On Wednesday, the Fels report found that airline cuts in supply could have an inflationary impact at a time when Australians are increasingly interested in domestic travel.

“The ability of Qantas to reduce supply and raise prices and suffer no material loss of market share, in December 2022 with CPI (inflation), may therefore have an impact on inflation expectations and Reserve Bank rate hikes,” said Fels.

“Qantas fare increases over the three months to December 2022 were large enough to significantly increase the ‘holiday travel and accommodation’ contribution to inflation,” Fels said

Fels found that Qantas fare increases could account for up to 25% of that category’s rise in the December quarter as reflected in the ABS CPI measure. That quarter, the ABS identified the leisure and culture category, which includes domestic and international travel, as the group that contributed the most to inflation.

“A quarter of it [that category’s] Inflation that month was mainly due to an aggressive increase in Qantas air fares although Virgin may also have contributed,” Fels said.

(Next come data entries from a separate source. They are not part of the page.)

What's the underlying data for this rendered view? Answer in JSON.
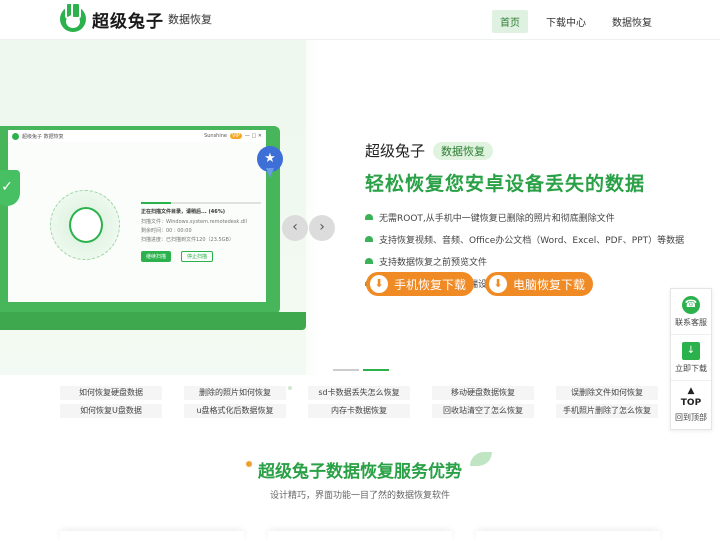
{
  "header": {
    "logo_title": "超级兔子",
    "logo_sub": "数据恢复",
    "nav": [
      "首页",
      "下载中心",
      "数据恢复"
    ]
  },
  "app_mock": {
    "title": "超级兔子 数据恢复",
    "user": "Sunshine",
    "badge": "VIP",
    "scan_title": "正在扫描文件目录，请稍后...",
    "percent": "(46%)",
    "line1": "扫描文件：Windows.system.remotedesk.dll",
    "line2": "剩余时间：00 : 00:00",
    "line3": "扫描进度：已扫描到文件120（23.5GB）",
    "btn_continue": "继续扫描",
    "btn_stop": "停止扫描"
  },
  "hero": {
    "title": "超级兔子",
    "tag": "数据恢复",
    "main": "轻松恢复您安卓设备丢失的数据",
    "features": [
      "无需ROOT,从手机中一键恢复已删除的照片和彻底删除文件",
      "支持恢复视频、音频、Office办公文档（Word、Excel、PDF、PPT）等数据",
      "支持数据恢复之前预览文件",
      "支持多种品牌安卓手机端设备"
    ],
    "btn_phone": "手机恢复下载",
    "btn_pc": "电脑恢复下载",
    "prev": "‹",
    "next": "›"
  },
  "links": [
    "如何恢复硬盘数据",
    "删除的照片如何恢复",
    "sd卡数据丢失怎么恢复",
    "移动硬盘数据恢复",
    "误删除文件如何恢复",
    "如何恢复U盘数据",
    "u盘格式化后数据恢复",
    "内存卡数据恢复",
    "回收站清空了怎么恢复",
    "手机照片删除了怎么恢复"
  ],
  "services": {
    "title": "超级兔子数据恢复服务优势",
    "subtitle": "设计精巧，界面功能一目了然的数据恢复软件"
  },
  "sidebar": {
    "service": "联系客服",
    "download": "立即下载",
    "top_label": "TOP",
    "top": "回到顶部"
  }
}
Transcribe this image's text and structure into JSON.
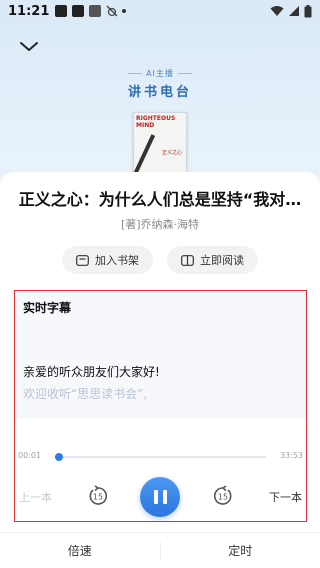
{
  "status_bar": {
    "time": "11:21",
    "icons": [
      "notification-icon",
      "app-icon",
      "app-icon",
      "bug-icon",
      "dot-icon",
      "wifi-icon",
      "signal-icon",
      "battery-icon"
    ]
  },
  "header": {
    "back_icon": "chevron-down-icon",
    "brand_sub": "AI主播",
    "brand_main": "讲书电台"
  },
  "book": {
    "cover_title": "RIGHTEOUS MIND",
    "cover_cn": "正义之心",
    "title": "正义之心：为什么人们总是坚持“我对…",
    "author": "[著]乔纳森·海特"
  },
  "actions": {
    "add_shelf": "加入书架",
    "read_now": "立即阅读"
  },
  "subtitles": {
    "heading": "实时字幕",
    "line1": "亲爱的听众朋友们大家好!",
    "line2": "欢迎收听“思思读书会”,"
  },
  "player": {
    "current_time": "00:01",
    "total_time": "33:53",
    "progress": 0.02,
    "prev_label": "上一本",
    "next_label": "下一本",
    "skip_back_seconds": "15",
    "skip_fwd_seconds": "15"
  },
  "bottom": {
    "speed_label": "倍速",
    "timer_label": "定时"
  },
  "colors": {
    "accent": "#2f7be8",
    "highlight_border": "#e03030",
    "hero_bg": "#dceaf8"
  }
}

At the beginning of 2022, interest rates were 0.1%. In May 2022, the Reserve Bank raised the rate by 0.25%, setting a run that it will raise to 3.85% by May 2023.

In a statement, Qantas said “The temporary spike in post-Covid fares reflected reductions in the ability to improve operational resilience following the industry’s challenging restart when borders opened”.

“These reductions have coincided with a period of high demand and the imbalance has caused fares to rise across all airlines. At the same time, fuel prices increased by more than 60 percent, driving fares higher again,” Qantas said.

Virgin has been contacted for comment.

Fels also noted that during 2022, flight cancellation and disruption rates hit record highs, with airlines struggling to return to pre-Covid operations due in part to staff shortages that have left the industry with during the pandemic, Covid waves and strong demand.

In 2017-19, Qantas’ cancellation rate was 2%, increasing to 4.4% in 2022-23, Fels said, noting a similar increase in Virgin cancellations.

“Qantas service delivery returning from the shutdown pandemic was so derided that the term ‘Joyced’ (a reference to then CEO Alan Joyce) became commonly used in Australia to ‘describe the extreme inconvenience at airport due to canceled flights or lost luggage’. ,” Fels said.

Fels also noted how the Albanian government’s controversial decision to reject pressure on Qatar Airways to nearly double its flights to Australia kept higher international airfares.

“It was clearly acting in the interest of Qantas,” Fels said of the government.